Most importantly, there is no “now”. The present is relative and subjective, framed by the viewpoint of the observer. The fundamental problem of this world, due to the lack of consistent and reliable shared memory, is the inability to know what is happening on another node now. We must acknowledge that we cannot wait indefinitely for the information we need for a decision. As a consequence, our algorithms will lack information due to faulty hardware, unreliable networks, or the plain physical problem of communication latency. Data is out of date by the time it’s acknowledged and we are forced to deal with a fragmented and unevenly outdated state of things.
Even though there are well established distributed algorithms to tame this uncertainty and produce a strongly consistent view of the world, those algorithms tend to exhibit poor performance and scalability characteristics and imply unavailability during network partitions. As a result, for distributed systems, we have had to give up most of them as a necessary tradeoff to achieve responsiveness, moving us to agree to a significantly lesser degree of consistency, such as causal, eventual, and others, and accept the higher level of uncertainty that comes with them.
This has a lot of implications: we can’t always trust time as measured by clocks and timestamps, or order (causality might not even exist). Accepting this uncertainty, we have to use strategies to cope with it. For example: rely on logical clocks (such as vector clocks ); when appropriate use eventual consistency (e.g. certain NoSQL databases and CRDTs ); and make sure our communication protocols are associative (batch-insensitive), commutative (order-insensitive), and idempotent (duplication-insensitive).
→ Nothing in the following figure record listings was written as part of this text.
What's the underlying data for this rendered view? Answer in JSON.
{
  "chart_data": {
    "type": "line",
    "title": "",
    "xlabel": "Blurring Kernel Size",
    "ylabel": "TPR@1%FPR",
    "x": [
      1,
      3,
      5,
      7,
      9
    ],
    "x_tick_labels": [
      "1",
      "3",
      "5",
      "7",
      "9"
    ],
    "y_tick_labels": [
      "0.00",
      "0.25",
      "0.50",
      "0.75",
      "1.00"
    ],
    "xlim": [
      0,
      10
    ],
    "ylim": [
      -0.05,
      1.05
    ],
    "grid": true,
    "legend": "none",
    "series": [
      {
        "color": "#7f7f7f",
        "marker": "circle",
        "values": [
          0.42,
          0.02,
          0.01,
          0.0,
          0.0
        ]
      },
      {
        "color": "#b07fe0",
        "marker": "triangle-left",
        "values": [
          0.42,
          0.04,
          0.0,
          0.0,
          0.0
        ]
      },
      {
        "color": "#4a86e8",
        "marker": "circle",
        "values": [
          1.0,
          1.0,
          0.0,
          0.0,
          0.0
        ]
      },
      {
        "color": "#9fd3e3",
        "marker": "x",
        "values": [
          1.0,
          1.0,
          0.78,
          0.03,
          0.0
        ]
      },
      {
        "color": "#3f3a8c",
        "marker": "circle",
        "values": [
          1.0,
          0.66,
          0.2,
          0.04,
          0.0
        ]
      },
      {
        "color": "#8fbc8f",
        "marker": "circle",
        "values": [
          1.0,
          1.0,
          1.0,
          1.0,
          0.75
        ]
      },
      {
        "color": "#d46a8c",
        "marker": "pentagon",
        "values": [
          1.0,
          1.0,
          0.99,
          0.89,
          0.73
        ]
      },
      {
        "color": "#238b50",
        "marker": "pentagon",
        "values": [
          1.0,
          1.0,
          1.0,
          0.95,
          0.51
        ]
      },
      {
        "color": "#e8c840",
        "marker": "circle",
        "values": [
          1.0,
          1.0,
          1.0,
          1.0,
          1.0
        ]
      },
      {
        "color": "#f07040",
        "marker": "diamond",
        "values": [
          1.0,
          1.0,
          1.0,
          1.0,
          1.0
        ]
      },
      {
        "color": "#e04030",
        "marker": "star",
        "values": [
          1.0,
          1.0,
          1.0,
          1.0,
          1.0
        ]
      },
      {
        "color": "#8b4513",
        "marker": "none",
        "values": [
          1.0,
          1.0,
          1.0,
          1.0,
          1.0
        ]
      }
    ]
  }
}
The key is to manage uncertainty directly in the application architecture. To design resilient autonomous components that publish their protocols to the world—protocols that clearly define what they can promise, what commands and events will be accepted, and, as a result of that, what behavior will trigger and how the data model should be used. The timeliness and assessed accuracy of underlying information should be visible to other components where appropriate so that they — or the end-user — can judge the reliability of the current system state.